Eighty students performed in the cast, with two CCHS teachers also appearing on stage. The pit orchestra and tech crew brought the total number of students directly involved with the production to over 140. Include the students who served as ushers and those who manned the ticket and concession tables, and the CCHS student involvement rises to l80. As a community we are proud that so many students made a commitment to the success of this endeavor.
The behind-the-scenes support for this production must also be acknowledged. Students and adults worked together for several weekends to create the set. Sixteen hundred costume pieces were created, collected and tailored to suit the period. During the February vacation and tech week rehearsals, adults prepared nutritious snacks and meals for the students. Many adults worked backstage to help with costume changes, hair and make-up.
The playbill provided background information to audience members and we are grateful to the businesses who sponsored advertising. Special thanks are extended to the stores who serve as ticket agents: The Toy Shop of Concord, The Cheese Shop, Video Revolution, The West Concord 5 & 10 and Daisy's Market in Carlisle.

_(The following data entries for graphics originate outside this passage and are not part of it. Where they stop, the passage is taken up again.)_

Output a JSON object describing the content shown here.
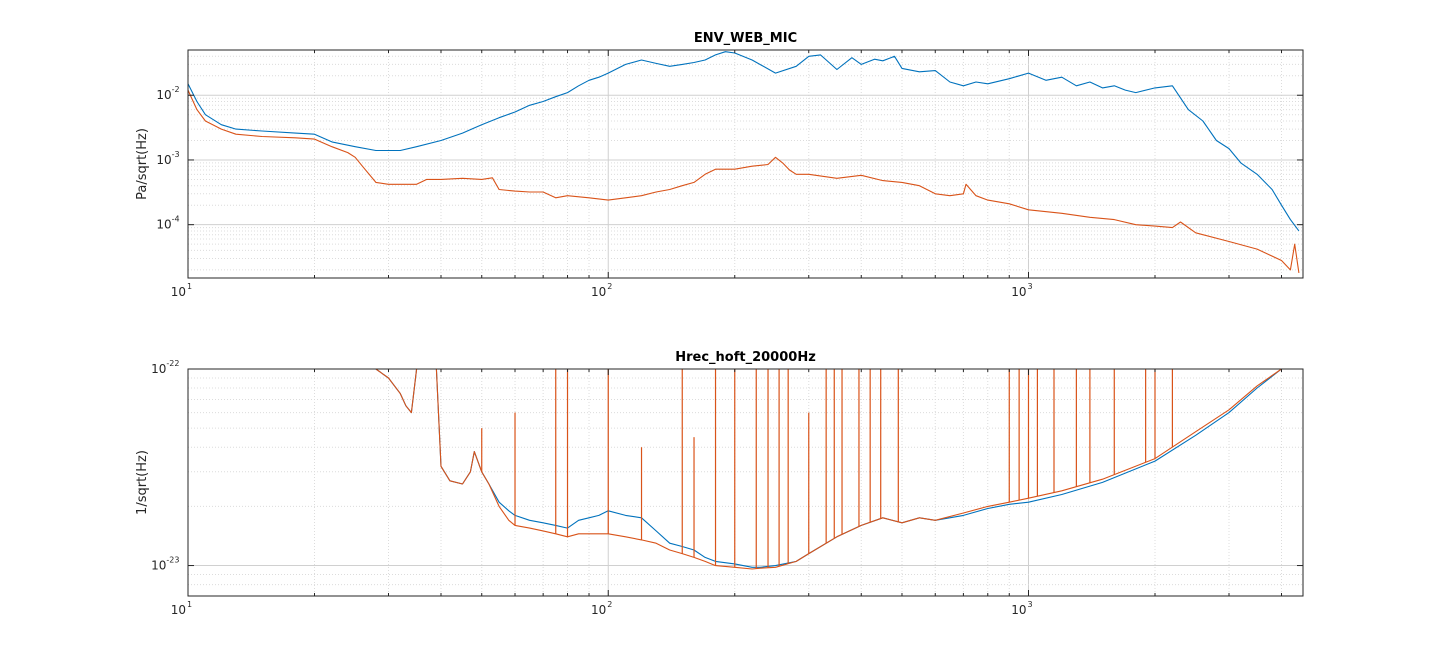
{
  "chart_data": [
    {
      "type": "line",
      "title": "ENV_WEB_MIC",
      "xlabel": "",
      "ylabel": "Pa/sqrt(Hz)",
      "xscale": "log",
      "yscale": "log",
      "xlim": [
        10,
        4500
      ],
      "ylim": [
        1.5e-05,
        0.05
      ],
      "grid": "major and minor, dotted",
      "x_ticks": [
        {
          "base": "10",
          "exp": "1"
        },
        {
          "base": "10",
          "exp": "2"
        },
        {
          "base": "10",
          "exp": "3"
        }
      ],
      "y_ticks": [
        {
          "base": "10",
          "exp": "-4"
        },
        {
          "base": "10",
          "exp": "-3"
        },
        {
          "base": "10",
          "exp": "-2"
        }
      ],
      "series": [
        {
          "color": "#0072BD",
          "x": [
            10,
            10.5,
            11,
            12,
            13,
            15,
            18,
            20,
            22,
            25,
            28,
            32,
            35,
            40,
            45,
            50,
            55,
            60,
            65,
            70,
            75,
            80,
            85,
            90,
            95,
            100,
            110,
            120,
            130,
            140,
            150,
            160,
            170,
            180,
            190,
            200,
            220,
            250,
            280,
            300,
            320,
            350,
            380,
            400,
            430,
            450,
            480,
            500,
            550,
            600,
            650,
            700,
            750,
            800,
            900,
            1000,
            1100,
            1200,
            1300,
            1400,
            1500,
            1600,
            1700,
            1800,
            2000,
            2200,
            2400,
            2600,
            2800,
            3000,
            3200,
            3500,
            3800,
            4000,
            4200,
            4400
          ],
          "values": [
            0.015,
            0.008,
            0.005,
            0.0035,
            0.003,
            0.0028,
            0.0026,
            0.0025,
            0.0019,
            0.0016,
            0.0014,
            0.0014,
            0.0016,
            0.002,
            0.0026,
            0.0035,
            0.0045,
            0.0055,
            0.007,
            0.008,
            0.0095,
            0.011,
            0.014,
            0.017,
            0.019,
            0.022,
            0.03,
            0.035,
            0.031,
            0.028,
            0.03,
            0.032,
            0.035,
            0.042,
            0.047,
            0.045,
            0.035,
            0.022,
            0.028,
            0.04,
            0.042,
            0.025,
            0.038,
            0.03,
            0.036,
            0.034,
            0.04,
            0.026,
            0.023,
            0.024,
            0.016,
            0.014,
            0.016,
            0.015,
            0.018,
            0.022,
            0.017,
            0.019,
            0.014,
            0.016,
            0.013,
            0.014,
            0.012,
            0.011,
            0.013,
            0.014,
            0.006,
            0.004,
            0.002,
            0.0015,
            0.0009,
            0.0006,
            0.00035,
            0.0002,
            0.00012,
            8e-05
          ]
        },
        {
          "color": "#D95319",
          "x": [
            10,
            10.5,
            11,
            12,
            13,
            15,
            18,
            20,
            22,
            24,
            25,
            26,
            28,
            30,
            32,
            35,
            37,
            40,
            45,
            50,
            53,
            55,
            60,
            65,
            70,
            75,
            80,
            90,
            100,
            110,
            120,
            130,
            140,
            150,
            160,
            170,
            180,
            200,
            220,
            240,
            250,
            260,
            270,
            280,
            300,
            350,
            400,
            450,
            500,
            550,
            600,
            650,
            700,
            710,
            750,
            800,
            900,
            1000,
            1200,
            1400,
            1600,
            1800,
            2000,
            2200,
            2300,
            2500,
            3000,
            3500,
            4000,
            4200,
            4300,
            4400
          ],
          "values": [
            0.012,
            0.006,
            0.004,
            0.003,
            0.0025,
            0.0023,
            0.0022,
            0.0021,
            0.0016,
            0.0013,
            0.0011,
            0.0008,
            0.00045,
            0.00042,
            0.00042,
            0.00042,
            0.0005,
            0.0005,
            0.00052,
            0.0005,
            0.00053,
            0.00035,
            0.00033,
            0.00032,
            0.00032,
            0.00026,
            0.00028,
            0.00026,
            0.00024,
            0.00026,
            0.00028,
            0.00032,
            0.00035,
            0.0004,
            0.00045,
            0.0006,
            0.00072,
            0.00072,
            0.0008,
            0.00085,
            0.0011,
            0.0009,
            0.0007,
            0.0006,
            0.0006,
            0.00052,
            0.00058,
            0.00048,
            0.00045,
            0.0004,
            0.0003,
            0.00028,
            0.0003,
            0.00042,
            0.00028,
            0.00024,
            0.00021,
            0.00017,
            0.00015,
            0.00013,
            0.00012,
            0.0001,
            9.5e-05,
            9e-05,
            0.00011,
            7.5e-05,
            5.5e-05,
            4.2e-05,
            2.8e-05,
            2e-05,
            5e-05,
            1.8e-05
          ]
        }
      ]
    },
    {
      "type": "line",
      "title": "Hrec_hoft_20000Hz",
      "xlabel": "",
      "ylabel": "1/sqrt(Hz)",
      "xscale": "log",
      "yscale": "log",
      "xlim": [
        10,
        4500
      ],
      "ylim": [
        7e-24,
        1e-22
      ],
      "grid": "major and minor, dotted",
      "x_ticks": [
        {
          "base": "10",
          "exp": "1"
        },
        {
          "base": "10",
          "exp": "2"
        },
        {
          "base": "10",
          "exp": "3"
        }
      ],
      "y_ticks": [
        {
          "base": "10",
          "exp": "-23"
        },
        {
          "base": "10",
          "exp": "-22"
        }
      ],
      "series": [
        {
          "color": "#0072BD",
          "x": [
            28,
            30,
            32,
            33,
            34,
            35,
            36,
            37,
            38,
            39,
            40,
            42,
            45,
            47,
            48,
            50,
            52,
            55,
            58,
            60,
            65,
            70,
            75,
            80,
            85,
            90,
            95,
            100,
            110,
            120,
            130,
            140,
            150,
            160,
            170,
            180,
            200,
            220,
            230,
            250,
            280,
            300,
            350,
            400,
            450,
            500,
            550,
            600,
            700,
            800,
            900,
            1000,
            1200,
            1500,
            2000,
            2500,
            3000,
            3500,
            4000
          ],
          "values": [
            1e-22,
            9e-23,
            7.5e-23,
            6.5e-23,
            6e-23,
            1e-22,
            1e-22,
            1e-22,
            1e-22,
            1e-22,
            3.2e-23,
            2.7e-23,
            2.6e-23,
            3e-23,
            3.8e-23,
            3e-23,
            2.6e-23,
            2.1e-23,
            1.9e-23,
            1.8e-23,
            1.7e-23,
            1.65e-23,
            1.6e-23,
            1.55e-23,
            1.7e-23,
            1.75e-23,
            1.8e-23,
            1.9e-23,
            1.8e-23,
            1.75e-23,
            1.5e-23,
            1.3e-23,
            1.25e-23,
            1.2e-23,
            1.1e-23,
            1.05e-23,
            1.02e-23,
            9.8e-24,
            9.8e-24,
            1e-23,
            1.05e-23,
            1.15e-23,
            1.4e-23,
            1.6e-23,
            1.75e-23,
            1.65e-23,
            1.75e-23,
            1.7e-23,
            1.8e-23,
            1.95e-23,
            2.05e-23,
            2.1e-23,
            2.3e-23,
            2.65e-23,
            3.4e-23,
            4.6e-23,
            6e-23,
            8e-23,
            1e-22
          ]
        },
        {
          "color": "#D95319",
          "x": [
            28,
            30,
            32,
            33,
            34,
            35,
            36,
            37,
            38,
            39,
            40,
            42,
            45,
            47,
            48,
            50,
            52,
            55,
            58,
            60,
            65,
            70,
            75,
            80,
            85,
            90,
            95,
            100,
            110,
            120,
            130,
            140,
            150,
            160,
            170,
            180,
            200,
            220,
            230,
            250,
            280,
            300,
            350,
            400,
            450,
            500,
            550,
            600,
            700,
            800,
            900,
            1000,
            1200,
            1500,
            2000,
            2500,
            3000,
            3500,
            4000
          ],
          "values": [
            1e-22,
            9e-23,
            7.5e-23,
            6.5e-23,
            6e-23,
            1e-22,
            1e-22,
            1e-22,
            1e-22,
            1e-22,
            3.2e-23,
            2.7e-23,
            2.6e-23,
            3e-23,
            3.8e-23,
            3e-23,
            2.6e-23,
            2e-23,
            1.7e-23,
            1.6e-23,
            1.55e-23,
            1.5e-23,
            1.45e-23,
            1.4e-23,
            1.45e-23,
            1.45e-23,
            1.45e-23,
            1.45e-23,
            1.4e-23,
            1.35e-23,
            1.3e-23,
            1.2e-23,
            1.15e-23,
            1.1e-23,
            1.05e-23,
            1e-23,
            9.8e-24,
            9.6e-24,
            9.7e-24,
            9.8e-24,
            1.05e-23,
            1.15e-23,
            1.4e-23,
            1.6e-23,
            1.75e-23,
            1.65e-23,
            1.75e-23,
            1.7e-23,
            1.85e-23,
            2e-23,
            2.1e-23,
            2.2e-23,
            2.4e-23,
            2.75e-23,
            3.5e-23,
            4.8e-23,
            6.2e-23,
            8.2e-23,
            1e-22
          ],
          "spikes": [
            {
              "x": 50,
              "y": 5e-23
            },
            {
              "x": 60,
              "y": 6e-23
            },
            {
              "x": 75,
              "y": 1e-22
            },
            {
              "x": 80,
              "y": 1e-22
            },
            {
              "x": 100,
              "y": 1e-22
            },
            {
              "x": 120,
              "y": 4e-23
            },
            {
              "x": 150,
              "y": 1e-22
            },
            {
              "x": 160,
              "y": 4.5e-23
            },
            {
              "x": 180,
              "y": 1e-22
            },
            {
              "x": 200,
              "y": 1e-22
            },
            {
              "x": 225,
              "y": 1e-22
            },
            {
              "x": 240,
              "y": 1e-22
            },
            {
              "x": 255,
              "y": 1e-22
            },
            {
              "x": 268,
              "y": 1e-22
            },
            {
              "x": 300,
              "y": 6e-23
            },
            {
              "x": 330,
              "y": 1e-22
            },
            {
              "x": 345,
              "y": 1e-22
            },
            {
              "x": 360,
              "y": 1e-22
            },
            {
              "x": 395,
              "y": 1e-22
            },
            {
              "x": 420,
              "y": 1e-22
            },
            {
              "x": 445,
              "y": 1e-22
            },
            {
              "x": 490,
              "y": 1e-22
            },
            {
              "x": 900,
              "y": 1e-22
            },
            {
              "x": 950,
              "y": 1e-22
            },
            {
              "x": 1000,
              "y": 1e-22
            },
            {
              "x": 1050,
              "y": 1e-22
            },
            {
              "x": 1150,
              "y": 1e-22
            },
            {
              "x": 1300,
              "y": 1e-22
            },
            {
              "x": 1400,
              "y": 1e-22
            },
            {
              "x": 1600,
              "y": 1e-22
            },
            {
              "x": 1900,
              "y": 1e-22
            },
            {
              "x": 2000,
              "y": 1e-22
            },
            {
              "x": 2200,
              "y": 1e-22
            }
          ]
        }
      ]
    }
  ]
}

In choosing Ragtime, with its requirements for a large and diverse cast, Mr. Brown challenged the CCHS population to recruit students new to performing arts. Our students and our community have benefited from his vision and his diligence.
Congratulations to the students who stood on that stage, played an instrument, manned a spotlight, cued a microphone, made sure the prop was in the right place or otherwise contributed to the success of the play. You should feel such pride in what you have done.